Classifier-free guidance for LLM text generation using conditional and unconditional score estimates has been developed as a simpler version of classifier guidance.
CFG is used to update predicted scores of generated LLM text in a direction of some predefined class without applying gradient-based updates.
An alternative implementation approach to CFG for LLM text generation without severe degradation of generated sample quality has been suggested.
The original CFG approach may cause unexpected artefacts and degradation of LLM text quality, but the artefacts depend on multiple factors such as the model and prompts.
The suggested alternative implementation has been shown to prevent the degradation of generated LLM sample quality in both manual and automatic tests.
Examples of artefacts and degradation of generated LLM sample quality have been demonstrated through tests for different CFG coefficients on a GPT2 model.

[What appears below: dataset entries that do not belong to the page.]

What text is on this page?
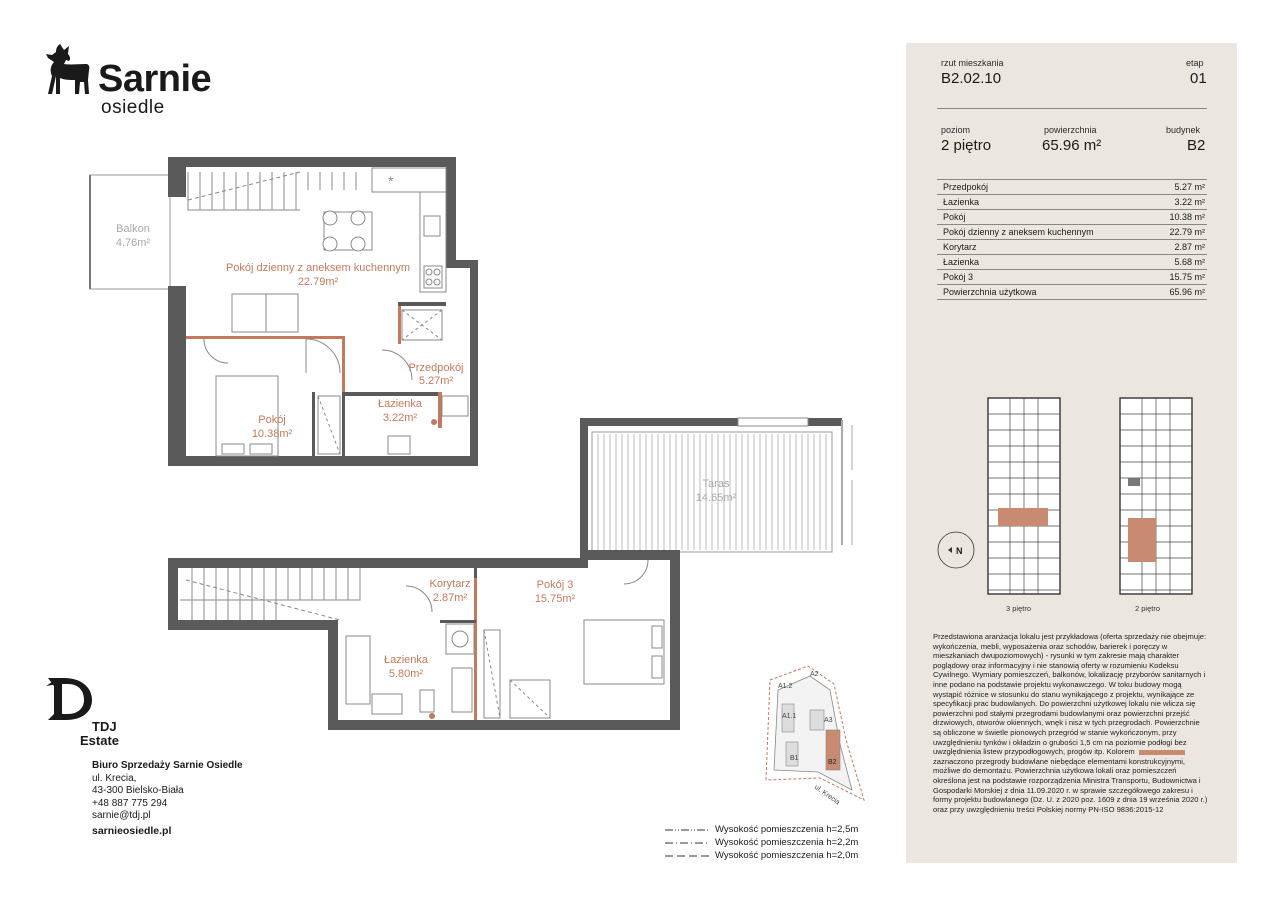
Sarnie
osiedle
*
Balkon
4.76m²
Pokój dzienny z aneksem kuchennym
22.79m²
Przedpokój
5.27m²
Łazienka
3.22m²
Pokój
10.38m²
Taras
14.65m²
Korytarz
2.87m²
Pokój 3
15.75m²
Łazienka
5.80m²
TDJ
Estate
Biuro Sprzedaży Sarnie Osiedle
ul. Krecia,
43-300 Bielsko-Biała
+48 887 775 294
sarnie@tdj.pl
sarnieosiedle.pl	Wysokość pomieszczenia h=2,5m
Wysokość pomieszczenia h=2,2m
Wysokość pomieszczenia h=2,0m
A1.2
A2
A1.1
A3
B1
B2
ul. Krecia
rzut mieszkania
B2.02.10
etap
01
poziom
2 piętro
powierzchnia
65.96 m²
budynek
B2
Przedpokój	5.27 m²
Łazienka	3.22 m²
Pokój	10.38 m²
Pokój dzienny z aneksem kuchennym	22.79 m²
Korytarz	2.87 m²
Łazienka	5.68 m²
Pokój 3	15.75 m²
Powierzchnia użytkowa	65.96 m²
3 piętro	2 piętro
N
Przedstawiona aranżacja lokalu jest przykładowa (oferta sprzedaży nie obejmuje: wykończenia, mebli, wyposażenia oraz schodów, barierek i poręczy w mieszkaniach dwupoziomowych) - rysunki w tym zakresie mają charakter poglądowy oraz informacyjny i nie stanowią oferty w rozumieniu Kodeksu Cywilnego. Wymiary pomieszczeń, balkonów, lokalizację przyborów sanitarnych i inne podano na podstawie projektu wykonawczego. W toku budowy mogą wystąpić różnice w stosunku do stanu wynikającego z projektu, wynikające ze specyfikacji prac budowlanych. Do powierzchni użytkowej lokalu nie wlicza się powierzchni pod stałymi przegrodami budowlanymi oraz powierzchni przejść drzwiowych, otworów okiennych, wnęk i nisz w tych przegrodach. Powierzchnie są obliczone w świetle pionowych przegród w stanie wykończonym, przy uwzględnieniu tynków i okładzin o grubości 1,5 cm na poziomie podłogi bez uwzględnienia listew przypodłogowych, progów itp. Koloremzaznaczono przegrody budowlane niebędące elementami konstrukcyjnymi, możliwe do demontażu. Powierzchnia użytkowa lokali oraz pomieszczeń określona jest na podstawie rozporządzenia Ministra Transportu, Budownictwa i Gospodarki Morskiej z dnia 11.09.2020 r. w sprawie szczegółowego zakresu i formy projektu budowlanego (Dz. U. z 2020 poz. 1609 z dnia 19 września 2020 r.) oraz przy uwzględnieniu treści Polskiej normy PN-ISO 9836:2015-12
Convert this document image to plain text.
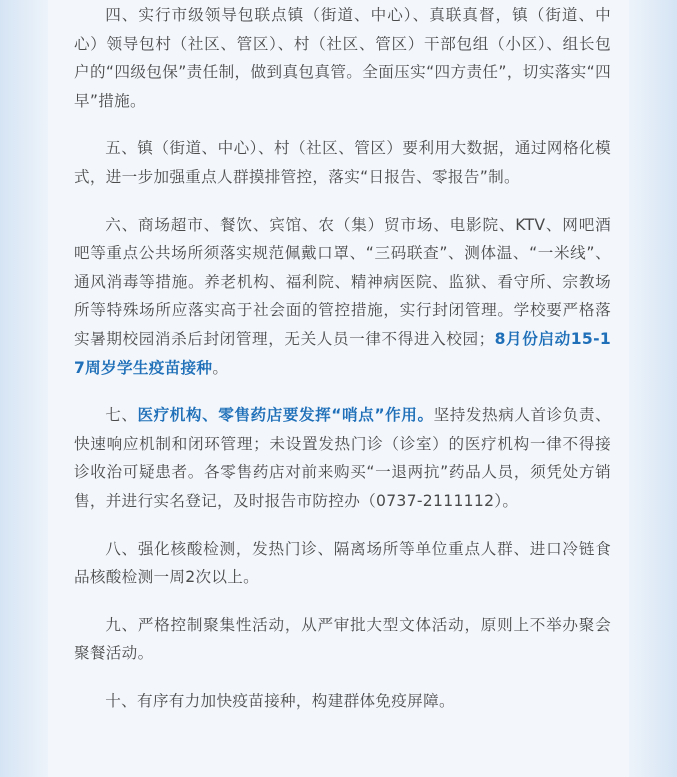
四、实行市级领导包联点镇（街道、中心）、真联真督，镇（街道、中心）领导包村（社区、管区）、村（社区、管区）干部包组（小区）、组长包户的“四级包保”责任制，做到真包真管。全面压实“四方责任”，切实落实“四早”措施。

五、镇（街道、中心）、村（社区、管区）要利用大数据，通过网格化模式，进一步加强重点人群摸排管控，落实“日报告、零报告”制。

六、商场超市、餐饮、宾馆、农（集）贸市场、电影院、KTV、网吧酒吧等重点公共场所须落实规范佩戴口罩、“三码联查”、测体温、“一米线”、通风消毒等措施。养老机构、福利院、精神病医院、监狱、看守所、宗教场所等特殊场所应落实高于社会面的管控措施，实行封闭管理。学校要严格落实暑期校园消杀后封闭管理，无关人员一律不得进入校园；8月份启动15-17周岁学生疫苗接种。

七、医疗机构、零售药店要发挥“哨点”作用。坚持发热病人首诊负责、快速响应机制和闭环管理；未设置发热门诊（诊室）的医疗机构一律不得接诊收治可疑患者。各零售药店对前来购买“一退两抗”药品人员，须凭处方销售，并进行实名登记，及时报告市防控办（0737-2111112）。

八、强化核酸检测，发热门诊、隔离场所等单位重点人群、进口冷链食品核酸检测一周2次以上。

九、严格控制聚集性活动，从严审批大型文体活动，原则上不举办聚会聚餐活动。

十、有序有力加快疫苗接种，构建群体免疫屏障。
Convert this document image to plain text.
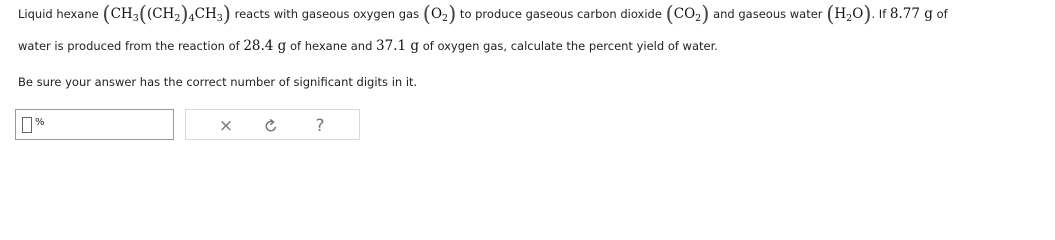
Liquid hexane ($CH_3((CH_2)_4CH_3)$ reacts with gaseous oxygen gas $(O_2)$ to produce gaseous carbon dioxide $(CO_2)$ and gaseous water $(H_2O)$. If 8.77 g of
water is produced from the reaction of 28.4 g of hexane and 37.1 g of oxygen gas, calculate the percent yield of water.
Be sure your answer has the correct number of significant digits in it.
%	×	?
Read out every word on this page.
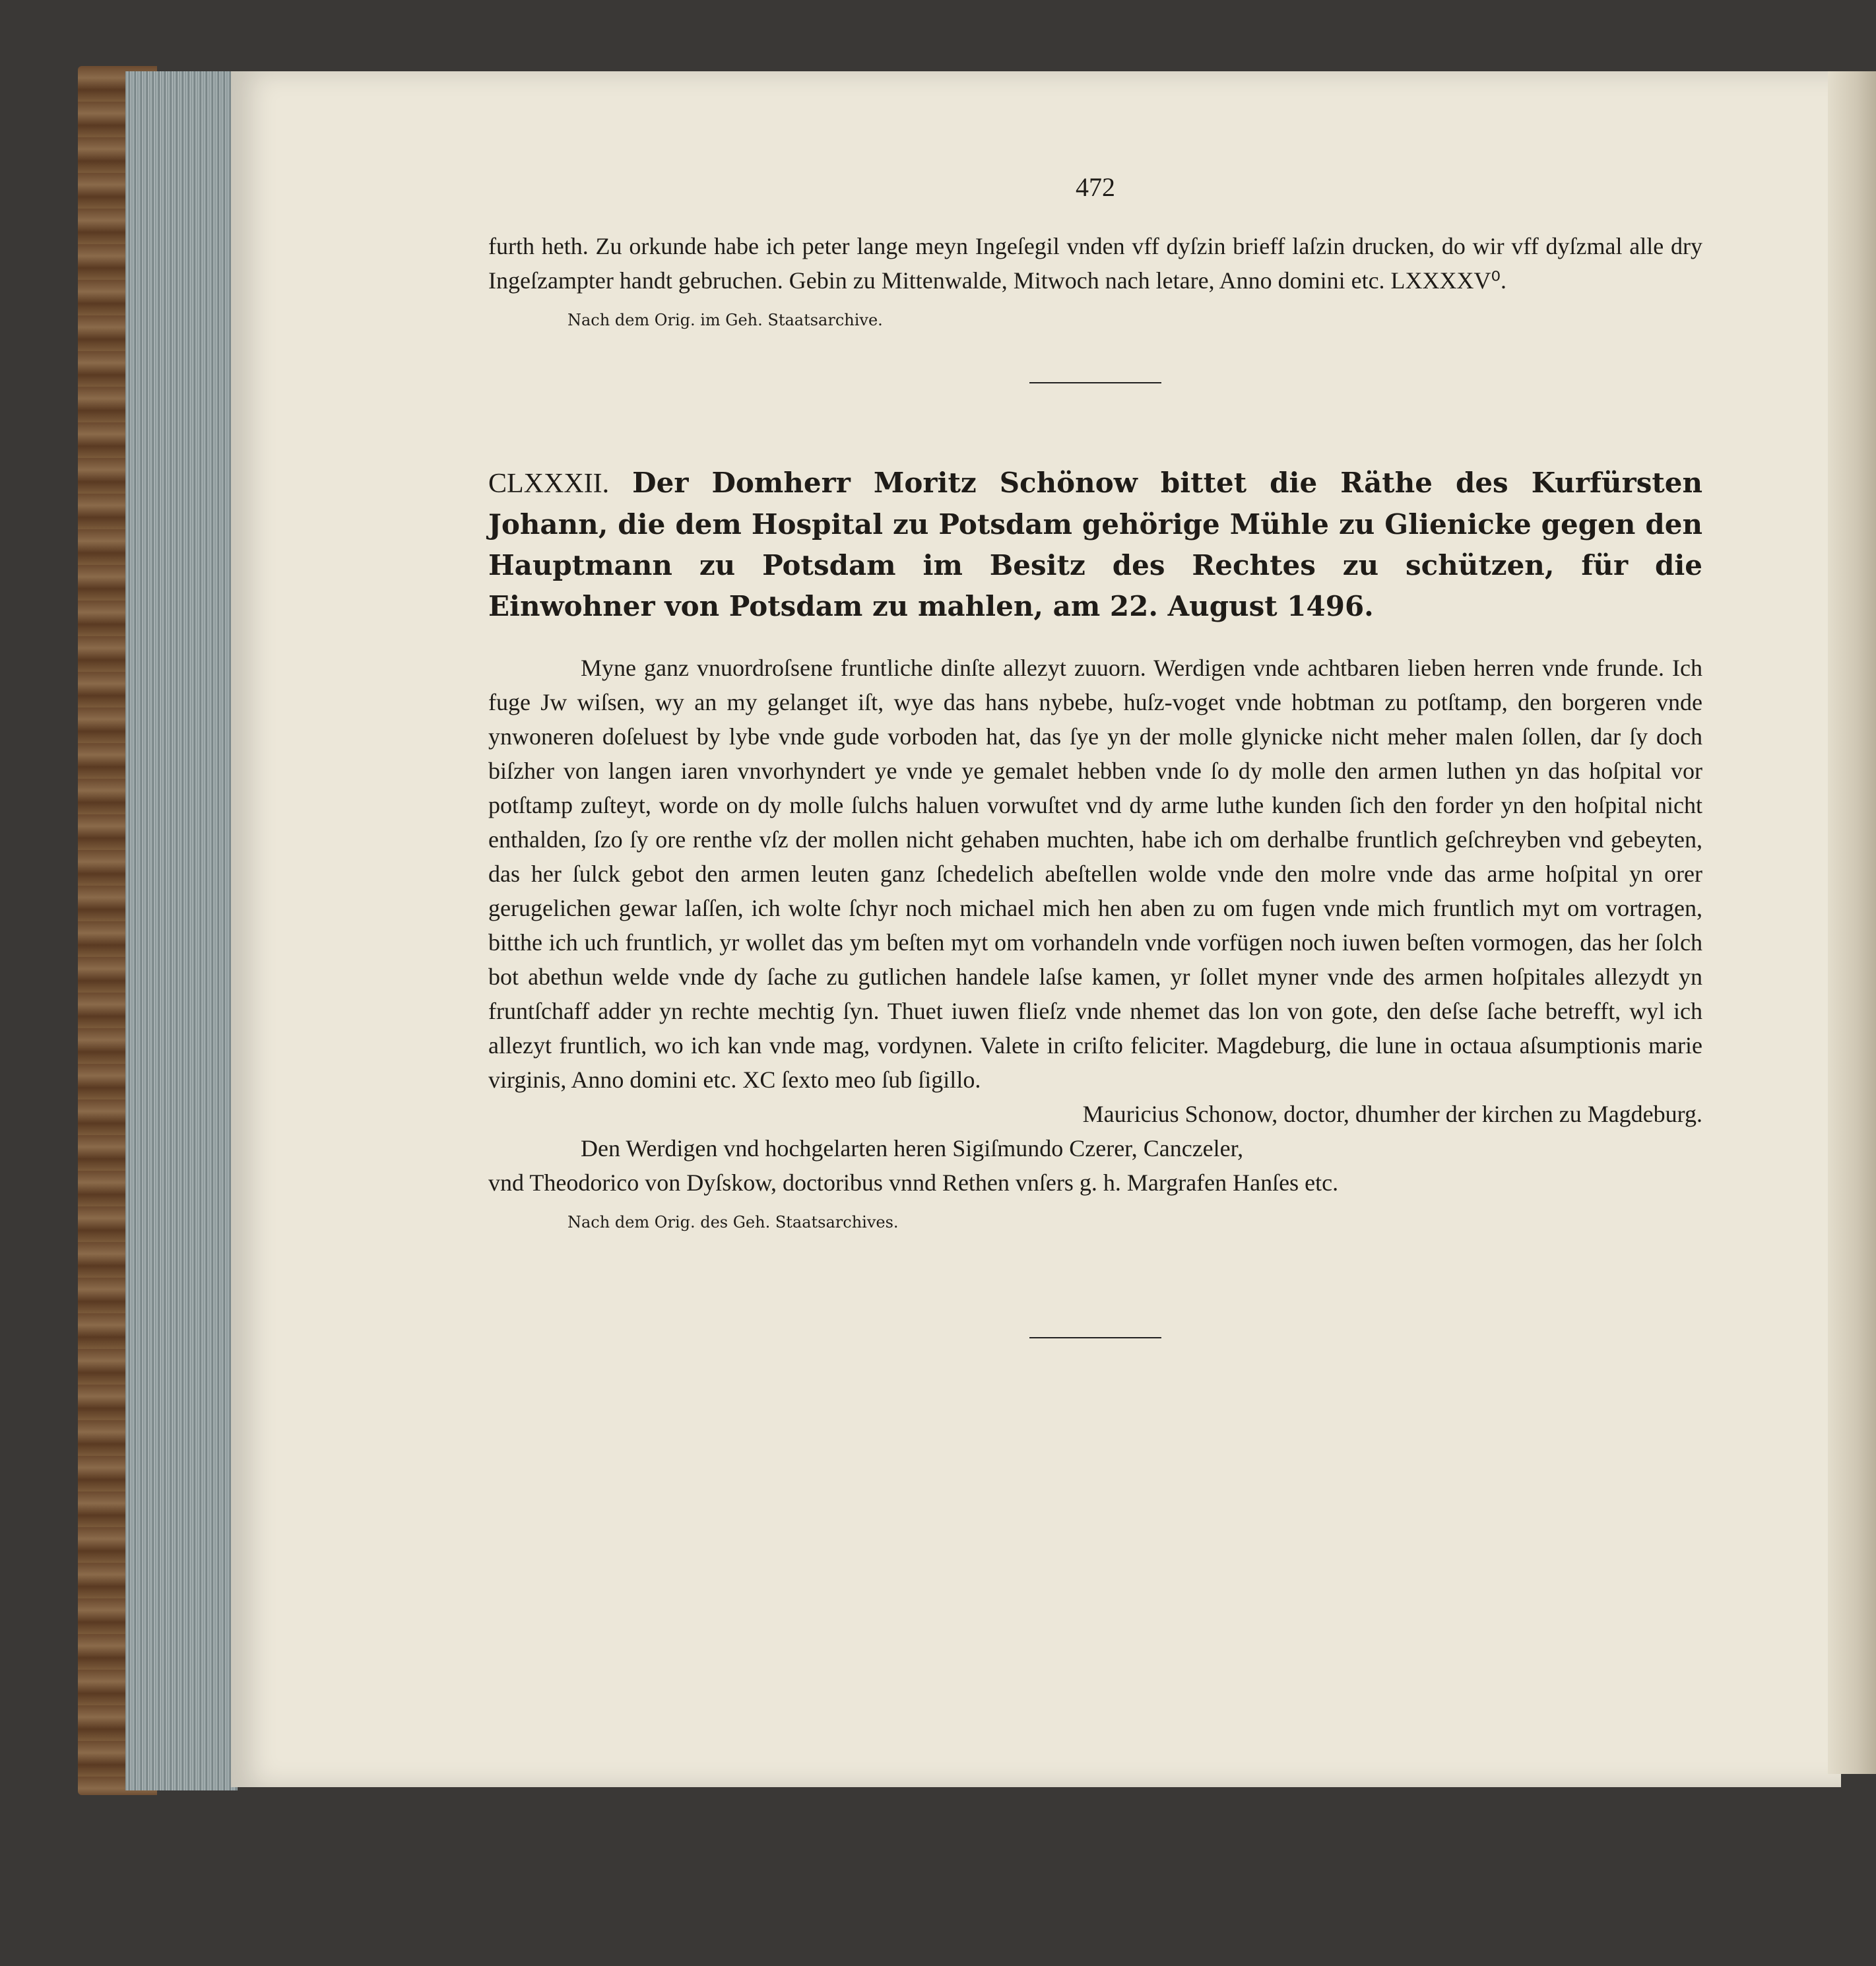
472

furth heth. Zu orkunde habe ich peter lange meyn Ingeſegil vnden vff dyſzin brieff laſzin drucken, do wir vff dyſzmal alle dry Ingeſzampter handt gebruchen. Gebin zu Mittenwalde, Mitwoch nach letare, Anno domini etc. LXXXXV⁰.

Nach dem Orig. im Geh. Staatsarchive.
CLXXXII. Der Domherr Moritz Schönow bittet die Räthe des Kurfürsten Johann, die dem Hospital zu Potsdam gehörige Mühle zu Glienicke gegen den Hauptmann zu Potsdam im Besitz des Rechtes zu schützen, für die Einwohner von Potsdam zu mahlen, am 22. August 1496.

Myne ganz vnuordroſsene fruntliche dinſte allezyt zuuorn. Werdigen vnde achtbaren lieben herren vnde frunde. Ich fuge Jw wiſsen, wy an my gelanget iſt, wye das hans nybebe, huſz-voget vnde hobtman zu potſtamp, den borgeren vnde ynwoneren doſeluest by lybe vnde gude vorboden hat, das ſye yn der molle glynicke nicht meher malen ſollen, dar ſy doch biſzher von langen iaren vnvorhyndert ye vnde ye gemalet hebben vnde ſo dy molle den armen luthen yn das hoſpital vor potſtamp zuſteyt, worde on dy molle ſulchs haluen vorwuſtet vnd dy arme luthe kunden ſich den forder yn den hoſpital nicht enthalden, ſzo ſy ore renthe vſz der mollen nicht gehaben muchten, habe ich om derhalbe fruntlich geſchreyben vnd gebeyten, das her ſulck gebot den armen leuten ganz ſchedelich abeſtellen wolde vnde den molre vnde das arme hoſpital yn orer gerugelichen gewar laſſen, ich wolte ſchyr noch michael mich hen aben zu om fugen vnde mich fruntlich myt om vortragen, bitthe ich uch fruntlich, yr wollet das ym beſten myt om vorhandeln vnde vorfügen noch iuwen beſten vormogen, das her ſolch bot abethun welde vnde dy ſache zu gutlichen handele laſse kamen, yr ſollet myner vnde des armen hoſpitales allezydt yn fruntſchaff adder yn rechte mechtig ſyn. Thuet iuwen flieſz vnde nhemet das lon von gote, den deſse ſache betrefft, wyl ich allezyt fruntlich, wo ich kan vnde mag, vordynen. Valete in criſto feliciter. Magdeburg, die lune in octaua aſsumptionis marie virginis, Anno domini etc. XC ſexto meo ſub ſigillo.

Mauricius Schonow, doctor, dhumher der kirchen zu Magdeburg.
Den Werdigen vnd hochgelarten heren Sigiſmundo Czerer, Canczeler,
vnd Theodorico von Dyſskow, doctoribus vnnd Rethen vnſers g. h. Margrafen Hanſes etc.
Nach dem Orig. des Geh. Staatsarchives.
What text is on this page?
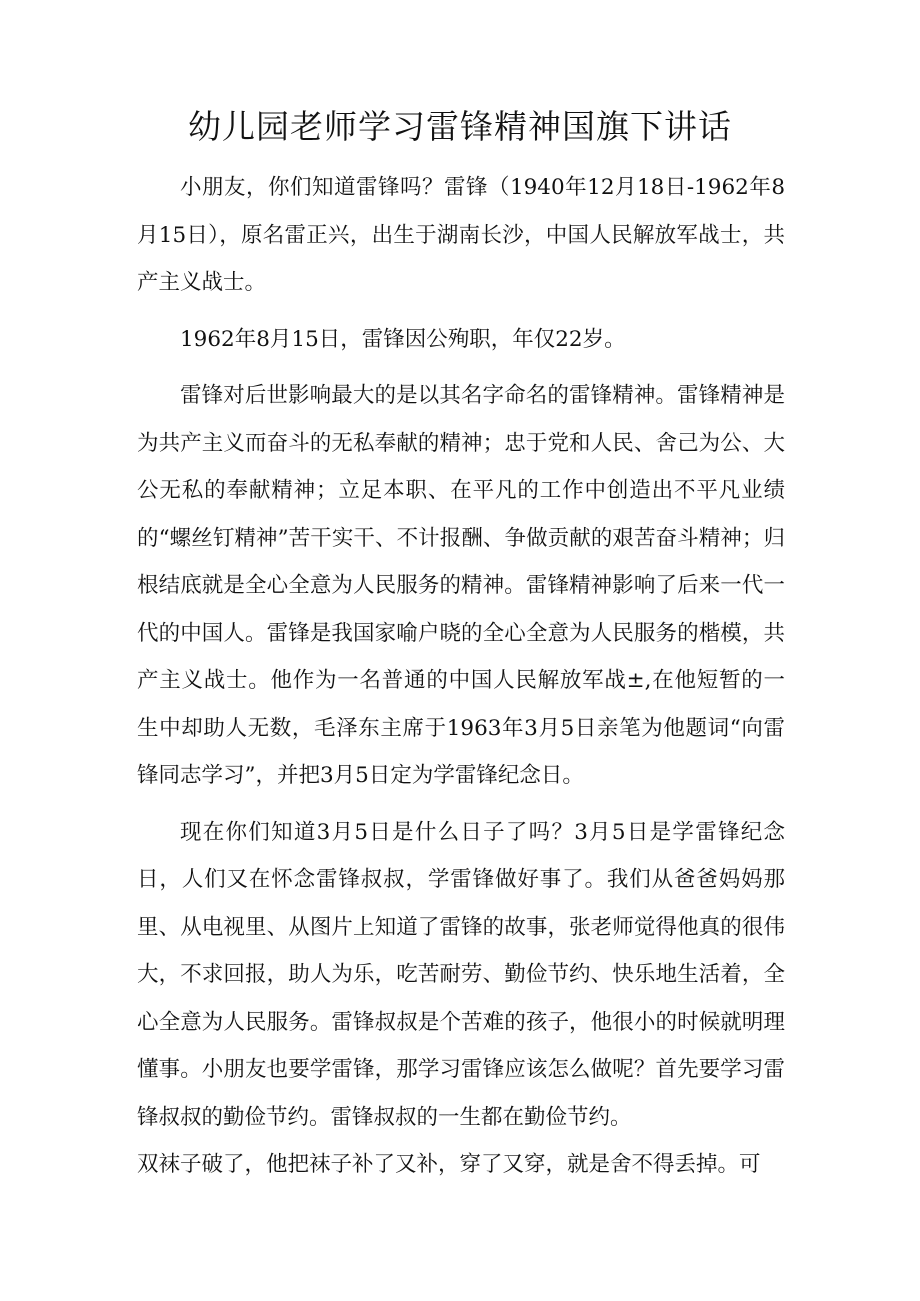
幼儿园老师学习雷锋精神国旗下讲话

小朋友，你们知道雷锋吗？雷锋（1940年12月18日-1962年8月15日），原名雷正兴，出生于湖南长沙，中国人民解放军战士，共产主义战士。

1962年8月15日，雷锋因公殉职，年仅22岁。

雷锋对后世影响最大的是以其名字命名的雷锋精神。雷锋精神是为共产主义而奋斗的无私奉献的精神；忠于党和人民、舍己为公、大公无私的奉献精神；立足本职、在平凡的工作中创造出不平凡业绩的“螺丝钉精神”苦干实干、不计报酬、争做贡献的艰苦奋斗精神；归根结底就是全心全意为人民服务的精神。雷锋精神影响了后来一代一代的中国人。雷锋是我国家喻户晓的全心全意为人民服务的楷模，共产主义战士。他作为一名普通的中国人民解放军战±,在他短暂的一生中却助人无数，毛泽东主席于1963年3月5日亲笔为他题词“向雷锋同志学习”，并把3月5日定为学雷锋纪念日。

现在你们知道3月5日是什么日子了吗？3月5日是学雷锋纪念日，人们又在怀念雷锋叔叔，学雷锋做好事了。我们从爸爸妈妈那里、从电视里、从图片上知道了雷锋的故事，张老师觉得他真的很伟大，不求回报，助人为乐，吃苦耐劳、勤俭节约、快乐地生活着，全心全意为人民服务。雷锋叔叔是个苦难的孩子，他很小的时候就明理懂事。小朋友也要学雷锋，那学习雷锋应该怎么做呢？首先要学习雷锋叔叔的勤俭节约。雷锋叔叔的一生都在勤俭节约。

双袜子破了，他把袜子补了又补，穿了又穿，就是舍不得丢掉。可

The problem arises from the logarithm component in the original CFG implementation, which treats probabilities unequally and can cause low-probability tokens to receive high scores after applying CFG.
The suggested alternative implementation removes the logarithm component and aligns the text-CFG with diffusion-models CFG that only operate with model predicted scores without gradients.
The suggested alternative implementation introduces minimal changes to the HuggingFace Transformers' UnbatchedClassifierFreeGuidanceLogitsProcessor function.
The suggested alternative implementation has improved text quality in manual tests and has not deteriorated performance on automatic tests compared to the original implementation.